Planetary and Astrophysical Fluid Dynamics

Many of the fluid dynamics phenomena that take place inside the Earth's core also manifest in the fluid layers of other astrophysical objects such as planets, moons, and stars. Rossby modes (a special type of inertial mode) have been observed in the convective envelope of the Sun (Löptien et al., 2018), heralding a new era in Astroseismology (the deep probing of stars through the study of their oscillations). More oscillations of this type were later observed (Hanson et al., 2022) and later confirmed as inertial modes by our team (Triana et al., 2022).

Rossby modes in the Sun — Schematic view of the Rossby modes observed at the Sun's surface (© MPS / NASA / HormesDesign).

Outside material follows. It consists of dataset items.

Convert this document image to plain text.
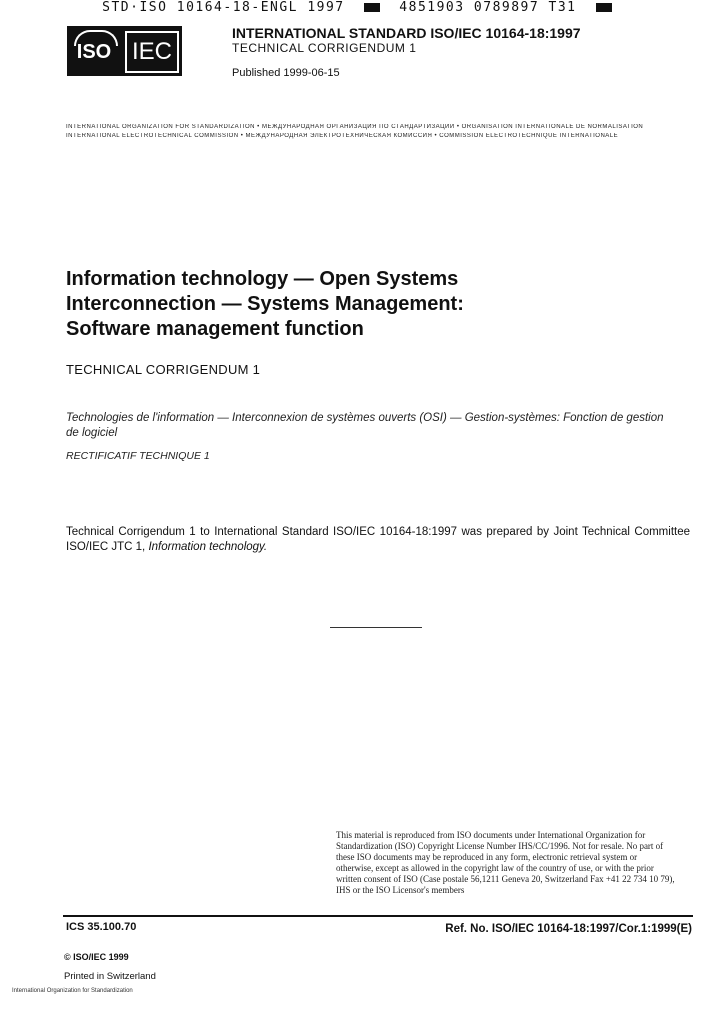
STD·ISO 10164-18-ENGL 1997	4851903 0789897 T31
ISO IEC
INTERNATIONAL STANDARD ISO/IEC 10164-18:1997
TECHNICAL CORRIGENDUM 1
Published 1999-06-15
INTERNATIONAL ORGANIZATION FOR STANDARDIZATION • МЕЖДУНАРОДНАЯ ОРГАНИЗАЦИЯ ПО СТАНДАРТИЗАЦИИ • ORGANISATION INTERNATIONALE DE NORMALISATION
INTERNATIONAL ELECTROTECHNICAL COMMISSION • МЕЖДУНАРОДНАЯ ЭЛЕКТРОТЕХНИЧЕСКАЯ КОМИССИЯ • COMMISSION ELECTROTECHNIQUE INTERNATIONALE
Information technology — Open Systems
Interconnection — Systems Management:
Software management function
TECHNICAL CORRIGENDUM 1
Technologies de l'information — Interconnexion de systèmes ouverts (OSI) — Gestion-systèmes: Fonction de gestion de logiciel
RECTIFICATIF TECHNIQUE 1
Technical Corrigendum 1 to International Standard ISO/IEC 10164-18:1997 was prepared by Joint Technical Committee ISO/IEC JTC 1, Information technology.
This material is reproduced from ISO documents under International Organization for Standardization (ISO) Copyright License Number IHS/CC/1996. Not for resale. No part of these ISO documents may be reproduced in any form, electronic retrieval system or otherwise, except as allowed in the copyright law of the country of use, or with the prior written consent of ISO (Case postale 56,1211 Geneva 20, Switzerland Fax +41 22 734 10 79), IHS or the ISO Licensor's members
ICS 35.100.70	Ref. No. ISO/IEC 10164-18:1997/Cor.1:1999(E)
© ISO/IEC 1999
Printed in Switzerland
International Organization for Standardization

Like Earth, Mercury has a conducting liquid core which is the host of internal oscillations, including inertial modes. In a study led by my colleague, F. Seuren, we showed that these modes can be excited by the small periodic variations of the planet's spin rate, known as librations (Seuren et al., 2023). These cause a differential rotation of Mercury's mantle at the top of the liquid core. In that study, we wanted to see if the excited modes could produce a torque at the core-mantle boundary that would make the two layers rotate not completely independently. Using our numerical tools, we found that all torques were small, justifying the assumption used in previous work [PealeEtAl2014].

In doing that, we also found something quite interesting. We found that if the top of Mercury's core is strongly buoyant (and thermal evolution models indicate it likely is), then the libration motion induces a magnetic field that can potentially be observable by the ESA's BepiColombo mission to Mercury. Measuring that magnetic field could thus offer an interesting window into the physical state of Mercury's deep core.

Predicted magnetic field induced by Mercury's libration.

References

Löptien, B., L. Gizon, A. C. Birch, J. Schou, B. Proxauf, T. L. Duvall, R. S. Bogart, and U. R. Christensen, 2018, Global-scale equatorial Rossby waves as an essential component of solar internal dynamics: Nature Astronomy, 2, 568–573.

Hanson, C. S., S. Hanasoge, and K. R. Sreenivasan, 2022, Discovery of high-frequency retrograde vorticity waves in the Sun: Nature Astronomy.

Triana, S. A., G. Guerrero, A. Barik, and J. Rekier, 2022, Identification of Inertial Modes in the Solar Convection Zone: The Astrophysical Journal Letters, 934, L4.

Seuren, F., S. A. Triana, J. Rekier, A. Barik, and T. Van Hoolst, 2023, Effects of the Librationally Induced Flow in Mercury’s Fluid Core with an Outer Stably Stratified Layer: The Planetary Science Journal, 4, 161.